A beleza dela era seu anonimato. As portas funcionavam num sistema de tranca automática, garantindo que apenas uma pessoa pudesse ficar ali dentro de cada vez. Assim se assegurava que doador e receptor nunca se encontrassem. Os ricos não sabiam quem se beneficiaria de sua generosidade; os pobres não sabiam quem os ajudara. Os abastados de Porto Príncipe não tinham a chance de se assenhorear de seus beneficiários nem de julgá-los insuficientemente necessitados. E poupava-se aos pobres a sensação de endividamento que às vezes torna a caridade tão humilhante.
As quatro portas eram o toque final. Significava que jamais poderia ocorrer, nem informalmente, uma entrada de doadores ou de receptores; era aleatória demais para isso. E, assim, se a pessoa visse alguém entrando ou saindo, não tinha a menor idéia de qual era a sua incumbência.
Jean-Claude ainda teve de fazer funcionar mais uma única coisa. Explorar um traço nacional haitiano, que se aplicava tanto aos motoristas de caminhonetes de Petionville quanto aos miseravelmente pobres da Cité Soleil: a superstição.
Falou com os curandeiros e sacerdotes do vudu, cuja influência corria entre as EMRs, molhando com alguns dólares as mãos dos que tinham um modo de disseminar a palavra. Logo, os mais abastados em Porto Príncipe passaram a acreditar que seriam amaldiçoados se não visitassem a Câmara Secreta e fizessem a coisa certa.
Assim, Jean-Claude sorria ali dentro da câmara, olhando um vaso cheio de dólares americanos, além de moeda local e até algumas jóias. Os do lado de fora imaginavam que ele era outro visitante; seu próprio papel de criar a câmara permanecera desconhecido de todos, menos do punhado de religiosos cujos talentos de relações-públicas ele recrutara.
Pegava uma embalagem de comida descartada do chão quando as luzes piscaram e se apagaram. Com todas as quatro portas fechadas, o aposento achava-se agora em total escuridão. Jean-Claude amaldiçoou em silêncio a companhia de energia elétrica.
Mas não ficou escuro por muito tempo. Alguém riscou um fósforo, logo atrás dele. O defeito de energia devia ter causado um curto-circuito nas fechaduras automáticas, permitindo àquele homem entrar.
-
Lamento, senhor. Apenas um de cada vez, é a regra.
-
Eu conheço a regra, monsieur Paul.
A voz era desconhecida; falava francês, não o dialeto creole haitiano.
-
Bem, vou sair para deixar você fazer o que precisa.
-
Para isso necessito do senhor aqui.
— Não, não.
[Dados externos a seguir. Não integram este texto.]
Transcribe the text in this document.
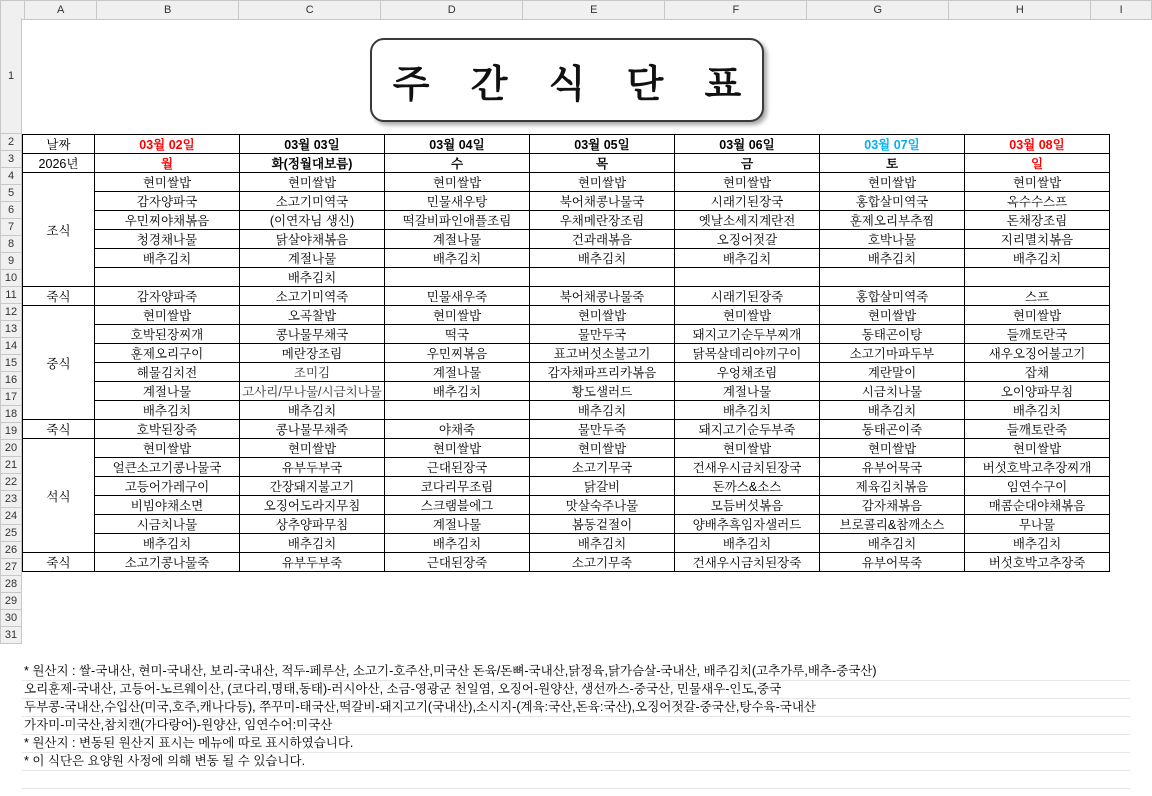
	A	B	C	D	E	F	G	H	I
1
2
3
4
5
6
7
8
9
10
11
12
13
14
15
16
17
18
19
20
21
22
23
24
25
26
27
28
29
30
31
주 간 식 단 표
날짜	03월 02일	03월 03일	03월 04일	03월 05일	03월 06일	03월 07일	03월 08일
2026년	월	화(정월대보름)	수	목	금	토	일
조식	현미쌀밥	현미쌀밥	현미쌀밥	현미쌀밥	현미쌀밥	현미쌀밥	현미쌀밥
	감자양파국	소고기미역국	민물새우탕	북어채콩나물국	시래기된장국	홍합살미역국	옥수수스프
	우민찌야채볶음	(이연자님 생신)	떡갈비파인애플조림	우채메란장조림	옛날소세지계란전	훈제오리부추찜	돈채장조림
	청경채나물	닭살야채볶음	계절나물	건과래볶음	오징어젓갈	호박나물	지리멸치볶음
	배추김치	계절나물	배추김치	배추김치	배추김치	배추김치	배추김치
		배추김치					
죽식	감자양파죽	소고기미역죽	민물새우죽	북어채콩나물죽	시래기된장죽	홍합살미역죽	스프
중식	현미쌀밥	오곡찰밥	현미쌀밥	현미쌀밥	현미쌀밥	현미쌀밥	현미쌀밥
	호박된장찌개	콩나물무채국	떡국	물만두국	돼지고기순두부찌개	동태곤이탕	들깨토란국
	훈제오리구이	메란장조림	우민찌볶음	표고버섯소불고기	닭목살데리야끼구이	소고기마파두부	새우오징어불고기
	해물김치전	조미김	계절나물	감자채파프리카볶음	우엉채조림	계란말이	잡채
	계절나물	고사리/무나물/시금치나물	배추김치	황도샐러드	계절나물	시금치나물	오이양파무침
	배추김치	배추김치		배추김치	배추김치	배추김치	배추김치
죽식	호박된장죽	콩나물무채죽	야채죽	물만두죽	돼지고기순두부죽	동태곤이죽	들깨토란죽
석식	현미쌀밥	현미쌀밥	현미쌀밥	현미쌀밥	현미쌀밥	현미쌀밥	현미쌀밥
	얼큰소고기콩나물국	유부두부국	근대된장국	소고기무국	건새우시금치된장국	유부어묵국	버섯호박고추장찌개
	고등어가레구이	간장돼지불고기	코다리무조림	닭갈비	돈까스&소스	제육김치볶음	임연수구이
	비빔야채소면	오징어도라지무침	스크램블에그	맛살숙주나물	모듬버섯볶음	감자채볶음	매콤순대야채볶음
	시금치나물	상추양파무침	계절나물	봄동겉절이	양배추흑임자샐러드	브로콜리&참깨소스	무나물
	배추김치	배추김치	배추김치	배추김치	배추김치	배추김치	배추김치
죽식	소고기콩나물죽	유부두부죽	근대된장죽	소고기무죽	건새우시금치된장죽	유부어묵죽	버섯호박고추장죽
* 원산지 : 쌀-국내산, 현미-국내산, 보리-국내산, 적두-페루산, 소고기-호주산,미국산 돈육/돈뼈-국내산,닭정육,닭가슴살-국내산, 배주김치(고추가루,배추-중국산)
오리훈제-국내산, 고등어-노르웨이산, (코다리,명태,동태)-러시아산, 소금-영광군 천일염, 오징어-원양산, 생선까스-중국산, 민물새우-인도,중국
두부콩-국내산,수입산(미국,호주,캐나다등), 쭈꾸미-태국산,떡갈비-돼지고기(국내산),소시지-(계육:국산,돈육:국산),오징어젓갈-중국산,탕수육-국내산
가자미-미국산,참치캔(가다랑어)-원양산, 임연수어:미국산
* 원산지 : 변동된 원산지 표시는 메뉴에 따로 표시하였습니다.
* 이 식단은 요양원 사정에 의해 변동 될 수 있습니다.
É tudo privado e confidencial, meu amigo. Por isso é que a chamamos de Câmara Secreta. É secreta.
O fósforo se apagou então, deixando o aposento na escuridão total novamente.
— Oi? Ainda está aqui?
Não obteve resposta. Nem um ruído, de fato, até o arfar de sua própria respiração quando sentiu duas mãos fortes em seu pescoço. Quis protestar, perguntar o que havia feito de errado, explicar que aquele homem podia levar todo o dinheiro que necessitasse — não havia restrições, nenhum valor máximo. Mas o ar não vinha. Apenas uma respiração seca, raspada e arenosa, que mal parecia humana. A perna tremia, a mão agarrava-se ao antebraço do homem que o estrangulava.
Mas de nada adiantou; escuridão caiu sobre escuridão. Ele tombou ao chão. O estranho acendeu um novo fósforo, agachou-se e fechou os olhos do morto. Murmurou uma breve oração, depois se levantou e sacudiu a poeira das roupas. Dirigiu-se à porta que usara para entrar, tomando o cuidado de religar o circuito que desligara alguns minutos antes. E perdeu-se na noite, anônimo e invisível, como planejara Jean-Claude Paul.